As a thermal imager restores sight to an otherwise blind firefighter, the temptation to abandon basic skills in the pursuit of more expedient operations is great; however, Murphy’s Law is real and Murphy has a way of kicking firefighters at the most inopportune times. Batteries die, imagers get dropped and sometimes they fail – if any of these were to happen, you need to know how to get out. You simply cannot replace basic firefighting skills with a thermal imager. You can merely augment them.

This month’s column focuses on the last three sins, which, as a whole, are less problematic than the first two, but still pose risks to the firefighter who is unaware of the potential pitfalls. Though these are considered “lesser sins” in terms of the dangers they pose, they can still lead firefighters into bad situations.

 

Deadly Sin 3 – Advancing at an inappropriate speed. When most people think about inappropriate speed, they think “too fast”; however, a thermal imager can lead a firefighter to operate too slowly as well. Deadly Sins 1 and 2 are common to moving too quickly; however, when a firefighter becomes engrossed in interpreting every shape and object on the imager display, his or her advancement can be slowed dramatically as well. Neither is desirable.

While less common, moving too slowly poses hazards to the firefighter. The firefighter spends longer in the hostile environment, using more of the limited air source to perform less work. Additionally, while moving more slowly through the structure, the fire continues to burn, increasing the risks of partial collapse or structural failure during the course of his slower search. Of course, any victims in the building can ill afford delays in being removed from the environment.

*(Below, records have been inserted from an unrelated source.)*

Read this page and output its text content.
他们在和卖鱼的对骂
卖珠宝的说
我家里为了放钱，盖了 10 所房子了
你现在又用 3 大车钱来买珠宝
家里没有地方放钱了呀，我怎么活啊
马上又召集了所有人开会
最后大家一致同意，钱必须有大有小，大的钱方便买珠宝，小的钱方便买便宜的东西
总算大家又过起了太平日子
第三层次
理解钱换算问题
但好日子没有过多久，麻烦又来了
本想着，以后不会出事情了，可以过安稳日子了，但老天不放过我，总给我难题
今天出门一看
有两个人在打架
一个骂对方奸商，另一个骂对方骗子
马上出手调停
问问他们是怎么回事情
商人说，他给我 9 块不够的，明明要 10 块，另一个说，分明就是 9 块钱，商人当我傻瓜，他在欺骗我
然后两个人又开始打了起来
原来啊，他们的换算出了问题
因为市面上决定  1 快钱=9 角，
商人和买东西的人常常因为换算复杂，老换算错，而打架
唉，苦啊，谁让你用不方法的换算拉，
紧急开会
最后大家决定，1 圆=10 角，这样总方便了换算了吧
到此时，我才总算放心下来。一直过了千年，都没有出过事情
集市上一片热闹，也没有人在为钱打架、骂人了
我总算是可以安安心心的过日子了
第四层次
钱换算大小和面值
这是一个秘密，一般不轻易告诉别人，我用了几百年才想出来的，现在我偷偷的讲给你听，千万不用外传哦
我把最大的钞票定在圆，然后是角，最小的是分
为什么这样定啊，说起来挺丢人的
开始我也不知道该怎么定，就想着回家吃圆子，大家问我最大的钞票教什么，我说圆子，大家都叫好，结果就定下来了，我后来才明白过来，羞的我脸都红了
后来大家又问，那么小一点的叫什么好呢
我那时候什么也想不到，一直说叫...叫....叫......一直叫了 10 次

Moving too quickly in a building leads a firefighter deeper into the structure. As a result, you may unintentionally stretch your air supply beyond a safe reserve, placing yourself at risk of running out of air inside. Also, a firefighter with a thermal imager has a tendency to move faster than other firefighters on the same crew since he or she can see while the others cannot. Regardless of how many imagers are deployed at an incident, the basic safety rule of staying with your partner does not change.

• Training For Safety

Firefighter knowledge and regular practice are the most effective ways to avoid all of these “Deadly Sins.” To avoid moving too slowly, firefighters must remain focused on their task. If they are performing a primary search, for example, firefighters are essentially looking for fire, victims and a safe path of advancement, including means of secondary egress. Identifying whether a tabletop is covered with books or boxes is immaterial; similarly, a firefighter inside a burning structure does not benefit from knowing the types of light fixtures on the ceiling. Establishing appropriate speed will come from training and practice.

 

Deadly Sin 4 – Misinterpreting images. Misinterpreting what an imager is displaying can cause firefighters to make poor decisions. For example, a firefighter could interpret a white area on a wall as indicating a hidden fire, when it may only be indicating the location of a heating duct. Or, a firefighter may not immediately recognize a reflected image and therefore may search or advance in the wrong direction.

Common and ordinary things can look very different when viewed with a thermal imager. A puddle of water on the floor from a hoseline can look identical to a hole in the floor to a thermal imager. Items that are normally warmer (whiter) than the environment in non-fire training (people/victims) can appear cooler (blacker) than the environment during a fire. Image interpretation is an acquired skill and it takes quite a bit of practice in order to become second nature.